Infatti il sindaco si è concesso ormai totalmente al Carroccio. Sarà importante vedere come i numeri della sua maggioranza reggeranno dopo il siluramento di Marrandino. Gli scenari sono molteplici e non si escludono sorprese, come la caduta del sindaco a pochi mesi dalla fine del mandato.
Tutto ciò accade nella pernacchia generale dei cittadini castellani, stanchi di un teatrino che ha visto in questi anni oltre venti nomine e altrettante revoche, mentre sui temi cruciali non si è mai intervenuti con decisione.
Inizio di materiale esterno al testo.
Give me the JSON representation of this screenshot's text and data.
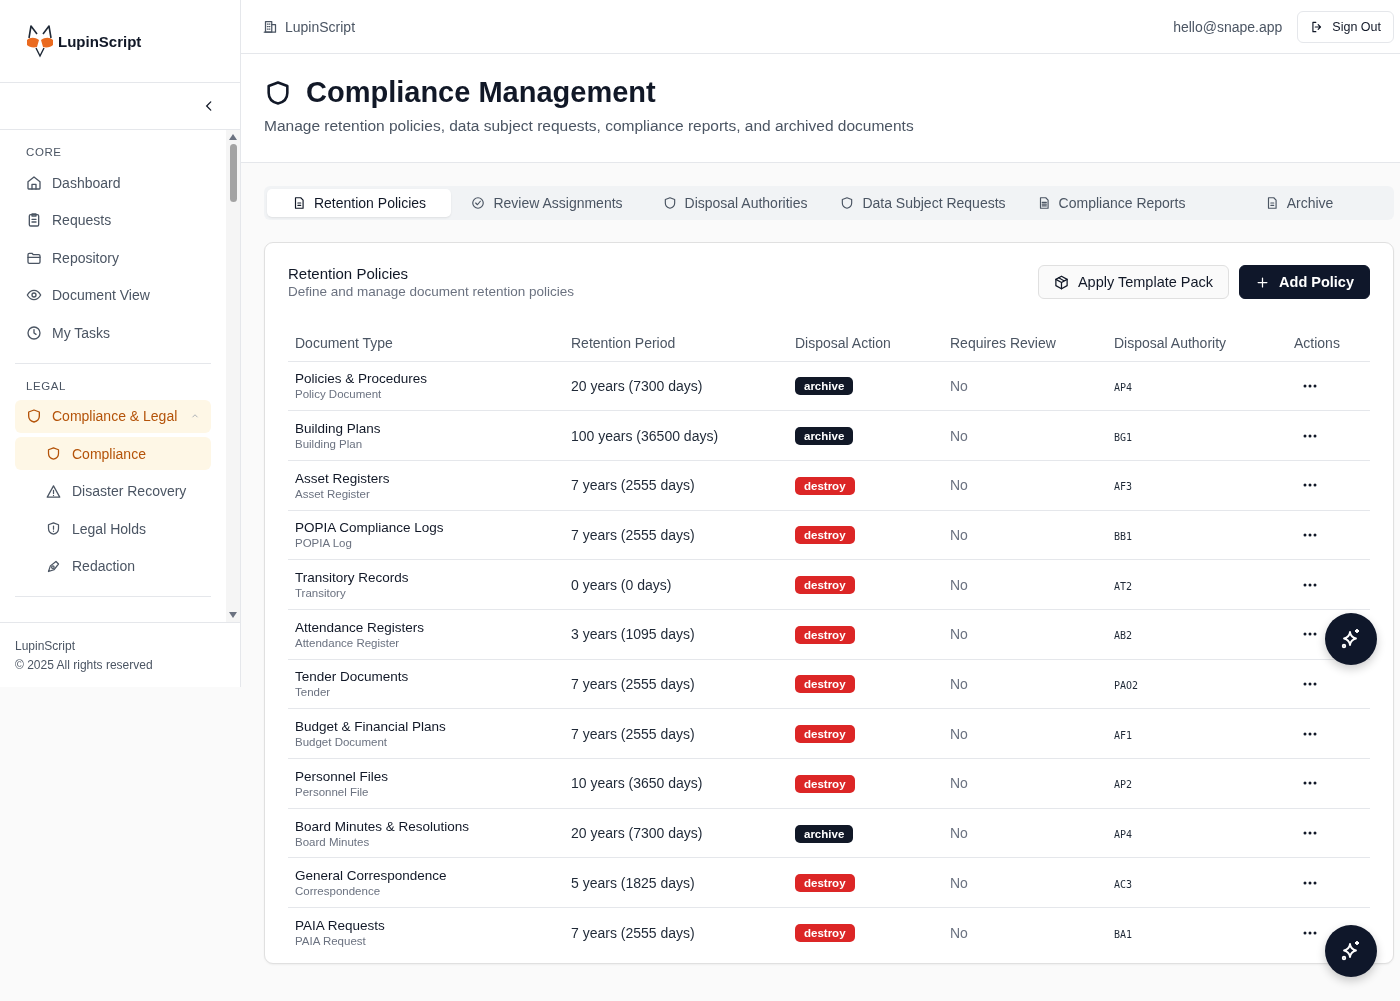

Nel corso di questo mandato abbiamo scritto delle falle del settore ecologia, di concreti danni erariali ai danni dei cittadini e scarsissima trasparenza in tutti i processi decisionali (mai convocate le consulte delle associazioni, le continue domande poste in consiglio comunale e alle quali non seguono risposte).
Ci si avvicina così alla fine di un horror politico che fa quasi credere che nei comuni italiani tutto sia possibile, nel pieno silenzio istituzionale. Un horror al quale forse manca ancora l’ultima vittima. Staremo a vedere.